Tanpa budaya-budaya itu tak ada kebudayaan nasional. Itu tidak berarti kebudayaan
nasional sekadar penjumlahan semua budaya lokal di seantero Nusantara.
Kebudayan nasional merupakan realitas, karena kesatuan nasional merupakan
realitas. Kebudayaan nasional akan mantap apabila di satu pihak budaya-budaya
Nusantara asli tetap mantap, dan di lain pihak kehidupan nasional dapat
dihayati sebagai bermakna oleh seluruh warga masyarakat Indonesia.[15]
Menyikapi perkembangan zaman, selanjutnya, kebudayaan
nasional Indonesia perlu
diisi oleh nilai-nilai dan norma-norma nasional sebagai pedoman bagi kehidupan berbangsa dan
bernegara di antara seluruh rakyat Indonesia. Termasuk di dalamnya
adalah nilai-nilai yang menjaga kedaulatan negara dan integritas teritorial
yang menyiratkan kecintaan dan kebanggaan terhadap tanah air, serta
kelestariannya, nilai-nilai tentang kebersamaan, saling menghormati, saling
mencintai dan saling menolong antar sesama warganegara, untuk bersama-sama
menjaga kedaulatan dan martabat bangsa.
Pembentukan identitas dan karakter bangsa sebagai sarana bagi pembentukan pola pikir (mindset)
dan sikap mental, memajukan adab dan
kemampuan bangsa, merupakan tugas utama dari pembangunan kebudayaan nasional.
Singkatnya, kebudayaan nasional adalah sarana bagi kita untuk memberikan
jawaban atas pertanyaan, “Siapa kita
(apa identitas kita)? Akan kita jadikan seperti apa bangsa kita? Watak bangsa
semacam apa yang kita inginkan? Bagaimana kita harus mengukir wujud masa depan
bangsa dan tanah air kita?” [16]
Ancaman Terhadap Kekayaan Budaya
Indonesia sebagai negara kepulauan
memiliki wilayah yang luas, terbentang dari Aceh sampai ke Papua. Ada 17.000 lebih pulau yang tersebar di seluruh kedaulatan
Republik Indonesia,
yang terdiri atas 8.651 pulau yang bernama dan 8.853 pulau yang belum bernama.[17]

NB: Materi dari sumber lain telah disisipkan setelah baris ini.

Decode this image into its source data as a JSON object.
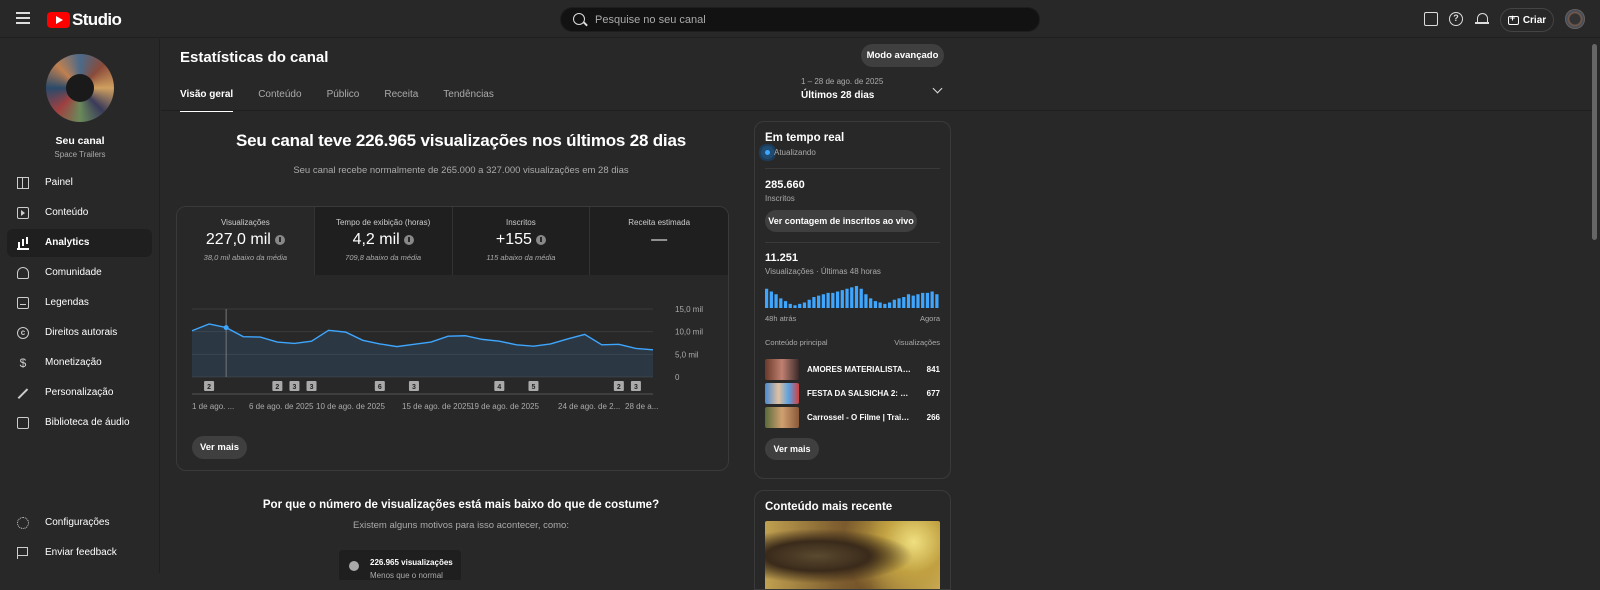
{
  "topbar": {
    "logo_text": "Studio",
    "search_placeholder": "Pesquise no seu canal",
    "create_label": "Criar"
  },
  "sidebar": {
    "channel_name": "Seu canal",
    "channel_sub": "Space Trailers",
    "items": [
      {
        "label": "Painel",
        "icon": "dashboard-icon"
      },
      {
        "label": "Conteúdo",
        "icon": "content-icon"
      },
      {
        "label": "Analytics",
        "icon": "analytics-icon",
        "active": true
      },
      {
        "label": "Comunidade",
        "icon": "community-icon"
      },
      {
        "label": "Legendas",
        "icon": "subtitles-icon"
      },
      {
        "label": "Direitos autorais",
        "icon": "copyright-icon"
      },
      {
        "label": "Monetização",
        "icon": "monetization-icon"
      },
      {
        "label": "Personalização",
        "icon": "customization-icon"
      },
      {
        "label": "Biblioteca de áudio",
        "icon": "audio-library-icon"
      }
    ],
    "bottom_items": [
      {
        "label": "Configurações",
        "icon": "gear-icon"
      },
      {
        "label": "Enviar feedback",
        "icon": "feedback-icon"
      }
    ]
  },
  "header": {
    "title": "Estatísticas do canal",
    "advanced_mode": "Modo avançado",
    "tabs": [
      "Visão geral",
      "Conteúdo",
      "Público",
      "Receita",
      "Tendências"
    ],
    "date_range_small": "1 – 28 de ago. de 2025",
    "date_range_big": "Últimos 28 dias"
  },
  "overview": {
    "headline": "Seu canal teve 226.965 visualizações nos últimos 28 dias",
    "subline": "Seu canal recebe normalmente de 265.000 a 327.000 visualizações em 28 dias",
    "metrics": [
      {
        "label": "Visualizações",
        "value": "227,0 mil",
        "note": "38,0 mil abaixo da média"
      },
      {
        "label": "Tempo de exibição (horas)",
        "value": "4,2 mil",
        "note": "709,8 abaixo da média"
      },
      {
        "label": "Inscritos",
        "value": "+155",
        "note": "115 abaixo da média"
      },
      {
        "label": "Receita estimada",
        "value": "—",
        "note": ""
      }
    ],
    "see_more": "Ver mais"
  },
  "chart_data": {
    "type": "area",
    "y_ticks": [
      "15,0 mil",
      "10,0 mil",
      "5,0 mil",
      "0"
    ],
    "ylim": [
      0,
      15000
    ],
    "x_labels": [
      "1 de ago. ...",
      "6 de ago. de 2025",
      "10 de ago. de 2025",
      "15 de ago. de 2025",
      "19 de ago. de 2025",
      "24 de ago. de 2...",
      "28 de a..."
    ],
    "series": [
      {
        "values": [
          10200,
          11700,
          10900,
          8900,
          8800,
          7700,
          7400,
          7900,
          10300,
          9900,
          8100,
          7300,
          6700,
          7200,
          7700,
          9000,
          9100,
          8300,
          7900,
          7100,
          6800,
          7300,
          8400,
          9400,
          7100,
          7200,
          6300,
          6000
        ]
      }
    ],
    "markers": [
      {
        "day": 2,
        "label": "2"
      },
      {
        "day": 6,
        "label": "2"
      },
      {
        "day": 7,
        "label": "3"
      },
      {
        "day": 8,
        "label": "3"
      },
      {
        "day": 12,
        "label": "6"
      },
      {
        "day": 14,
        "label": "3"
      },
      {
        "day": 19,
        "label": "4"
      },
      {
        "day": 21,
        "label": "5"
      },
      {
        "day": 26,
        "label": "2"
      },
      {
        "day": 27,
        "label": "3"
      }
    ]
  },
  "why": {
    "title": "Por que o número de visualizações está mais baixo do que de costume?",
    "subtitle": "Existem alguns motivos para isso acontecer, como:",
    "card_value": "226.965 visualizações",
    "card_note": "Menos que o normal"
  },
  "realtime": {
    "title": "Em tempo real",
    "updating": "Atualizando",
    "subscribers": "285.660",
    "subscribers_label": "Inscritos",
    "live_button": "Ver contagem de inscritos ao vivo",
    "views": "11.251",
    "views_label": "Visualizações · Últimas 48 horas",
    "bars": [
      14,
      12,
      10,
      7,
      5,
      3,
      2,
      3,
      4,
      6,
      8,
      9,
      10,
      11,
      11,
      12,
      13,
      14,
      15,
      16,
      14,
      10,
      7,
      5,
      4,
      3,
      4,
      6,
      7,
      8,
      10,
      9,
      10,
      11,
      11,
      12,
      10
    ],
    "ago_label": "48h atrás",
    "now_label": "Agora",
    "top_label": "Conteúdo principal",
    "top_views_label": "Visualizações",
    "top_items": [
      {
        "title": "AMORES MATERIALISTAS ...",
        "views": "841"
      },
      {
        "title": "FESTA DA SALSICHA 2: CO...",
        "views": "677"
      },
      {
        "title": "Carrossel - O Filme | Trailer...",
        "views": "266"
      }
    ],
    "see_more": "Ver mais"
  },
  "recent": {
    "title": "Conteúdo mais recente"
  }
}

Di samping kekayaan alam dengan keanekaragaman hayati dan nabati, Indonesia
dikenal dengan keberagaman budayanya. Di Indonesia terdapat puluhan etnis yang
memiliki budaya masing-masing. Misalnya, di Pulau Sumatra: Aceh, Batak, Minang,
Melayu (Deli, Riau, Jambi, Palembang, Bengkulu, dan sebagainya), Lampung; di
Pulau Jawa: Sunda, Badui (masyarakat tradisional yang mengisolasi diri dari
dunia luar di Provinsi Banten), Jawa, dan Madura; Bali; Nusa Tenggara Barat dan
Nusa Tengara Timur: Sasak, Mangarai, Sumbawa, Flores, dan sebagainya;
Kalimantan: Dayak, Melayu, Banjar dan sebagainya; Sulawesi: Bugis, Makassar,
Toraja, Gorontalo, Minahasa, Manado, dan sebagainya.; Maluku: Ambon, Ternate, dan
sebagainya; Papua: Dani, Asmat, dan sebagainya)[18]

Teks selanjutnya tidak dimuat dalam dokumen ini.